Reported: 2026-05-06 01:34 UTC by Justin Worrell
Modified: 2026-05-06 14:59 UTC (History)
3 users (show)

See Also:


Attachments

Note You need to log in before you can comment on or make changes to this bug.
Description Justin Worrell 2026-05-06 01:34:48 UTC
Commit 0493260115db ("pf: store state creation/expiration timestamps
with millisecond precision") replaced time_uptime reads with
microuptime() calls via pf_get_uptime() in pf's per-packet state expire
update path.
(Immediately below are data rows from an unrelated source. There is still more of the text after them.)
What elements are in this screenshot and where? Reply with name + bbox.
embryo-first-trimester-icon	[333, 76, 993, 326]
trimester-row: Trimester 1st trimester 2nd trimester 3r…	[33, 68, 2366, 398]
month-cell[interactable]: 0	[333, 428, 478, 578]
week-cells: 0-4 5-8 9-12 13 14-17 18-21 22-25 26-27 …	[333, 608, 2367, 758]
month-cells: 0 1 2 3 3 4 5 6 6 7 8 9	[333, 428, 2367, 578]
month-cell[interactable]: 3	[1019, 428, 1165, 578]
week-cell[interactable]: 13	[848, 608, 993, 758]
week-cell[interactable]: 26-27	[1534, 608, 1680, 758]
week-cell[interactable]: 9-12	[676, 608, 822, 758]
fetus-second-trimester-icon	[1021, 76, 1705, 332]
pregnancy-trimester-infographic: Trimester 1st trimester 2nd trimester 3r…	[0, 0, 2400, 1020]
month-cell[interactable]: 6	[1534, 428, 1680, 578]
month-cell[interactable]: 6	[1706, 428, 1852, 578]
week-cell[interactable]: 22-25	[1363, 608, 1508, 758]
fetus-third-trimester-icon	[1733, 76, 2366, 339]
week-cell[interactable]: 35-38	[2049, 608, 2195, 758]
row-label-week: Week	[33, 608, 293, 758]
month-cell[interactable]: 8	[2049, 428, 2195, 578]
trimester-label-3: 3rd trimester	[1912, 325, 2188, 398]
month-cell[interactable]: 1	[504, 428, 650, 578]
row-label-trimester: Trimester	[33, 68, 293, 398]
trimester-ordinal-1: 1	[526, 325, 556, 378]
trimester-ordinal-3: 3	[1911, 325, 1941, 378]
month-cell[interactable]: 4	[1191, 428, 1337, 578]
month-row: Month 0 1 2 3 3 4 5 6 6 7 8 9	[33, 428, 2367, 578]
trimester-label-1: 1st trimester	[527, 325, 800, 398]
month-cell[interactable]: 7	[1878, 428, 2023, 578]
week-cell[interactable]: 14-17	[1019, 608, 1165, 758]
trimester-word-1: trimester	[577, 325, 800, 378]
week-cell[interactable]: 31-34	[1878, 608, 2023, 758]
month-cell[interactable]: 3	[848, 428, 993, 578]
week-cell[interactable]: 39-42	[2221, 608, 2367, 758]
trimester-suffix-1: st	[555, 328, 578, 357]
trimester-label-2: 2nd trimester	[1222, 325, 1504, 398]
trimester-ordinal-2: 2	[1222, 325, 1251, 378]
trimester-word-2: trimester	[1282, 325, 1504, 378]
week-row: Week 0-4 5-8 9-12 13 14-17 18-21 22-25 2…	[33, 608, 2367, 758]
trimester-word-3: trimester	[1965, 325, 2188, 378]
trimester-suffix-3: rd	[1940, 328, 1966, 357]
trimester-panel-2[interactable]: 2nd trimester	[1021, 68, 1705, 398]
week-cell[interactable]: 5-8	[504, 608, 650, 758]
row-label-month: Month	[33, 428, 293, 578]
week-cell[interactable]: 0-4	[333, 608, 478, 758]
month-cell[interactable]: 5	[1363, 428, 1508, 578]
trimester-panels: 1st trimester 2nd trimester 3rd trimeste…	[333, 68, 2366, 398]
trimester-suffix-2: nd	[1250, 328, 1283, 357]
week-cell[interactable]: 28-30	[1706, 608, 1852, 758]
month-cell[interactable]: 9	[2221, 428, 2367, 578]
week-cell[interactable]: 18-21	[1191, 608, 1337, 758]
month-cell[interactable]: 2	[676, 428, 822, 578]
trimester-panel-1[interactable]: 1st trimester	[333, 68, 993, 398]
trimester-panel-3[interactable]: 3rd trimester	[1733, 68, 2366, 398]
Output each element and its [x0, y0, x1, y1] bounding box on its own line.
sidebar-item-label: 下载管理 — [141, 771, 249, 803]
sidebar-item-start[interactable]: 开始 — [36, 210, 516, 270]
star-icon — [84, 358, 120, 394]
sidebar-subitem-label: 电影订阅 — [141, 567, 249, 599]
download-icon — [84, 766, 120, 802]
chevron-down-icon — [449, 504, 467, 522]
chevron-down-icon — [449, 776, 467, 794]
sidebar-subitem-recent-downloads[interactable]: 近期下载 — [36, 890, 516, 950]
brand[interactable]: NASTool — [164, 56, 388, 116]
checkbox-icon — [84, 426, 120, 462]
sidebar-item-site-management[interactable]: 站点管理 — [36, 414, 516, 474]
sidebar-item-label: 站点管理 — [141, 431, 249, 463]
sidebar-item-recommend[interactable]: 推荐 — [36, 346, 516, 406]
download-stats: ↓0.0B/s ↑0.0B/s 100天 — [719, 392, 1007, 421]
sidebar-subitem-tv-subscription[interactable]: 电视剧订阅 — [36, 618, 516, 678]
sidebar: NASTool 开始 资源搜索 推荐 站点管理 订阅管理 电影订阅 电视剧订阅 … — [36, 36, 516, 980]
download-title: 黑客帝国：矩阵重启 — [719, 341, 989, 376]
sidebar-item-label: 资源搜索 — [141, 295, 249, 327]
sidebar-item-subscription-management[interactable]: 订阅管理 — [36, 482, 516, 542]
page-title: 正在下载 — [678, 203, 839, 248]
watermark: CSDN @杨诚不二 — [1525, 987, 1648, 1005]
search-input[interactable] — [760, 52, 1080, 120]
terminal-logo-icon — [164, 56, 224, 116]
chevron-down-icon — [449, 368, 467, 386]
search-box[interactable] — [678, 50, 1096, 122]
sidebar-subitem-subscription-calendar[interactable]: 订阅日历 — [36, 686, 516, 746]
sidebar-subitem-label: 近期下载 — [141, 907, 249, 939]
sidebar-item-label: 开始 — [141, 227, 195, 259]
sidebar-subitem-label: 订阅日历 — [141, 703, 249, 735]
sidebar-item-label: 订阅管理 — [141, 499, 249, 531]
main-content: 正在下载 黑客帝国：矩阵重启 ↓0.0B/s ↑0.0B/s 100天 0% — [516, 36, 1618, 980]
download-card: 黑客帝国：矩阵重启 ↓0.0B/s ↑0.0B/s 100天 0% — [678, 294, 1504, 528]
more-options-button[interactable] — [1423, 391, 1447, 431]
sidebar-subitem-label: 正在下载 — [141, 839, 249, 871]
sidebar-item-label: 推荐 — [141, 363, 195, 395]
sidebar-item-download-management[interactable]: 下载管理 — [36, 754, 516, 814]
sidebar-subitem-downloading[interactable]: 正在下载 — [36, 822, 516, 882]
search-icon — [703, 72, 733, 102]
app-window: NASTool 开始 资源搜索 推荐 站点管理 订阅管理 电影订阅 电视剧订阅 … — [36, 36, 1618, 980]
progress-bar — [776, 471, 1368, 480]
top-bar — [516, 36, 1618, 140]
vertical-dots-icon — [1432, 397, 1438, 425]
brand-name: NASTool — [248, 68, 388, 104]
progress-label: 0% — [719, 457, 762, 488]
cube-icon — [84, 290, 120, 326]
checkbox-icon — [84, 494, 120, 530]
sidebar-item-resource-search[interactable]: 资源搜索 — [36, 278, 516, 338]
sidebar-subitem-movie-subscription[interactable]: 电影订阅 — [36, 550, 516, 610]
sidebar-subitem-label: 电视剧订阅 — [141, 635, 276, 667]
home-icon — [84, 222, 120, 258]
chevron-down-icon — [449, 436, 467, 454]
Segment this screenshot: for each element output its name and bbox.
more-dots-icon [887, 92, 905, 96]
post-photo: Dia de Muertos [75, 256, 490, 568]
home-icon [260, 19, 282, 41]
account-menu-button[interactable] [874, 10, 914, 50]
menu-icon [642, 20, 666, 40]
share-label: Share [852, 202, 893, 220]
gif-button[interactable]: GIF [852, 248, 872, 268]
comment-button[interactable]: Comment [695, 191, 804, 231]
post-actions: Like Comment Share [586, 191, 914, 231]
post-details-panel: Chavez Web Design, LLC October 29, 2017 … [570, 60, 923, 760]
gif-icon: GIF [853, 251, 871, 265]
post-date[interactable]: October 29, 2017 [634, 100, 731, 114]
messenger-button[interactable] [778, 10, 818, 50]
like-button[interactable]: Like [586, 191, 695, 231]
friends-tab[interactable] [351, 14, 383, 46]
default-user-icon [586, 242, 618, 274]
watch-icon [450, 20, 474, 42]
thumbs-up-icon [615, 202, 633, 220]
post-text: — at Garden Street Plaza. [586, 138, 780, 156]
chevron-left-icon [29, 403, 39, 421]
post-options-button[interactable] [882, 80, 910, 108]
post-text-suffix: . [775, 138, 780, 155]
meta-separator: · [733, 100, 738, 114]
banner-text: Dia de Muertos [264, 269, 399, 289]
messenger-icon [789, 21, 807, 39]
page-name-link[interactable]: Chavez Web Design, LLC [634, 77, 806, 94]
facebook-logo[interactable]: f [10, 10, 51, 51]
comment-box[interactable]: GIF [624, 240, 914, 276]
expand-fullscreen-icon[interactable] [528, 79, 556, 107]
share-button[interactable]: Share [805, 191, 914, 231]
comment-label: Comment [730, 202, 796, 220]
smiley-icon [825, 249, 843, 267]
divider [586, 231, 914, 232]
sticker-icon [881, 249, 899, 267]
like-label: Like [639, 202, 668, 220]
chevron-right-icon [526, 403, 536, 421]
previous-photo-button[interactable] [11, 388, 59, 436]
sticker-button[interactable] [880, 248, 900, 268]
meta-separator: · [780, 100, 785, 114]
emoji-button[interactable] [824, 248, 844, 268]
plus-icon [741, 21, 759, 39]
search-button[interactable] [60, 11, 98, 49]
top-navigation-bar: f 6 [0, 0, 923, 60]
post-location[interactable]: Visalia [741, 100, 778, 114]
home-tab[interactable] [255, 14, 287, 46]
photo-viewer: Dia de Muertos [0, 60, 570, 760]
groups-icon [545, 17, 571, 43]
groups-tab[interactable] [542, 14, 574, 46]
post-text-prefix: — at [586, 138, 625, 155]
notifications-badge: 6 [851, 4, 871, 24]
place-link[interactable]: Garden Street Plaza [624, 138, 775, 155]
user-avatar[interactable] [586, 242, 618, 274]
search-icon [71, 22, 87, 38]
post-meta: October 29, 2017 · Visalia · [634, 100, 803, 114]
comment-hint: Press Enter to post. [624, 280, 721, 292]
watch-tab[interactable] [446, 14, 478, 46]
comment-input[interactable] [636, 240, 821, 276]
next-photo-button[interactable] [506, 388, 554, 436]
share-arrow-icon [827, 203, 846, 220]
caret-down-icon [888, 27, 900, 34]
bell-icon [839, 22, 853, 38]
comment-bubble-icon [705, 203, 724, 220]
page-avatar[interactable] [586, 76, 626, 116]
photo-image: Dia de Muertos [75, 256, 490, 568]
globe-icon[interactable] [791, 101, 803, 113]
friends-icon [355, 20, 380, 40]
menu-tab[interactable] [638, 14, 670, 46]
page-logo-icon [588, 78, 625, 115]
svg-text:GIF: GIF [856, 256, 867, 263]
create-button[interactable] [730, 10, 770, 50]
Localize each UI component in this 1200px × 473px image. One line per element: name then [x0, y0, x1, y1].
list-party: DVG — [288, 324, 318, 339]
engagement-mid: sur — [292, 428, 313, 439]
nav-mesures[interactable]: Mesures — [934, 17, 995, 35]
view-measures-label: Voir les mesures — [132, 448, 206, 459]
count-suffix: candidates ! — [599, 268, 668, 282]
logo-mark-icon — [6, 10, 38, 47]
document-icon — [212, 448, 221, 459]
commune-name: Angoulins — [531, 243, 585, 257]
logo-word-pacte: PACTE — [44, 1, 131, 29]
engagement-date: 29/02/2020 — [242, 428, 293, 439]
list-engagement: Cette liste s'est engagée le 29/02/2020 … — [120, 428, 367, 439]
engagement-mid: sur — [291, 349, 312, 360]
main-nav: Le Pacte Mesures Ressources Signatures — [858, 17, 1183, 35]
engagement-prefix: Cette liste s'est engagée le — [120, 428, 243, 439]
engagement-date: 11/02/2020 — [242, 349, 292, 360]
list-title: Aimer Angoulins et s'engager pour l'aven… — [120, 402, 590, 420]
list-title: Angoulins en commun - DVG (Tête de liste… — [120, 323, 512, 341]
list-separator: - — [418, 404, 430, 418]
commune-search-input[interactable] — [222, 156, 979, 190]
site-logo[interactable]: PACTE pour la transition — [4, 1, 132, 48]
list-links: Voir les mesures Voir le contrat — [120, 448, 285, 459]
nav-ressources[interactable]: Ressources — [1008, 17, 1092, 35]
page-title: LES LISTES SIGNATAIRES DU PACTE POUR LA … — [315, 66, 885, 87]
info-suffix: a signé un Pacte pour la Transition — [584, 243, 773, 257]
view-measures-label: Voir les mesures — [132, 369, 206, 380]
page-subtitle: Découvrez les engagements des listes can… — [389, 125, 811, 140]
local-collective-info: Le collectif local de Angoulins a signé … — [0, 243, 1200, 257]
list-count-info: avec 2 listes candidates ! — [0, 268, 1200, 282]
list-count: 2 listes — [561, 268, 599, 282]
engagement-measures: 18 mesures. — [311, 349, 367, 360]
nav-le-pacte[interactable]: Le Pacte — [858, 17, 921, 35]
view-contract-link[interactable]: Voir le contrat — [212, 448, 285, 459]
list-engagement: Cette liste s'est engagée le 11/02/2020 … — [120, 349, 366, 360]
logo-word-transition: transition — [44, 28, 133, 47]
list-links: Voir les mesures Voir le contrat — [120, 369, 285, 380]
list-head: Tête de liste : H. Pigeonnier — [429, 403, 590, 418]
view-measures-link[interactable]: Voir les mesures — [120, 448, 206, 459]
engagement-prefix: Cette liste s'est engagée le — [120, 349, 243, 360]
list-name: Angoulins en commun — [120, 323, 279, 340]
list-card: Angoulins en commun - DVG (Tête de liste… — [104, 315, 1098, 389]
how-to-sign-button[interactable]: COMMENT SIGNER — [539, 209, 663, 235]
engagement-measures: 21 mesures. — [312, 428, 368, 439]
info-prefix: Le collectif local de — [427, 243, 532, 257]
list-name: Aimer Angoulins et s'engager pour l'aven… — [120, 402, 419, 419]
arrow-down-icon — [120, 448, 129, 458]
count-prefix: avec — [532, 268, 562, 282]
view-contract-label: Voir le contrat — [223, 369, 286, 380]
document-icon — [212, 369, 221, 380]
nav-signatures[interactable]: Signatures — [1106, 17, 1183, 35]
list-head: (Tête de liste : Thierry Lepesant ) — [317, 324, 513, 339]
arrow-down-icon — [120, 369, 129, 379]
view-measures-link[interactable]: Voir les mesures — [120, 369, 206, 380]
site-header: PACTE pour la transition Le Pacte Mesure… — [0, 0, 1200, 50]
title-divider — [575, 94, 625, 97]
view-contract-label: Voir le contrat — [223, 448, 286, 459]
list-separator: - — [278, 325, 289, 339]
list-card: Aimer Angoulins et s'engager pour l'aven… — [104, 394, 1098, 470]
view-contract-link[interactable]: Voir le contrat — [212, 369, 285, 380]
On systems using HPET (common in KVM guests without ITSC),
this is extremely expensive.
 
https://github.com/freebsd/freebsd-src/commit/0493260115db10164246762d6d4923880575e529
 
Measurements (FreeBSD/KVM guest, iperf3, pf enabled with stateful rules):
 
  vtnet,  HPET:     ~2.3 Gbit/s
  vtnet,  TSC-low:  ~9   Gbit/s
  ixl passthrough + VLANs, HPET:    <1   Gbit/s
  ixl passthrough + VLANs, TSC-low: ~9   Gbit/s
  pf disabled, any timecounter:     ~9   Gbit/s
 
  kern.timecounter.choice: TSC-low(-100) i8254(0) ACPI-fast(900) HPET(950) dummy(-1000000)
 
TSC-low is distrusted because the hypervisor doesn't expose ITSC to the
guest, which is common in many KVM configurations.
 
How to reproduce:
 
In a VM with pf enabled and stateful rules:
 
  sysctl kern.timecounter.hardware=HPET
  iperf3 -c <target>    # observe reduced throughput
  sysctl kern.timecounter.hardware=TSC-low
  iperf3 -c <target>    # throughput restored
 
Possible approaches:
 
The millisecond precision is primarily needed by pflow(4) at export
time, not per packet. Defaulting pf_get_uptime() to
(uint64_t)time_uptime * 1000 would preserve the data model changes
while eliminating the per-packet timecounter read. The precise
microuptime() path could be gated behind a sysctl for pflow users who
need it.
 
Alternatively, the patch could use getmicrouptime() instead of
microuptime(). The former returns a cached value without querying the
hardware timecounter, which is what the man page recommends when
execution time matters more than precision.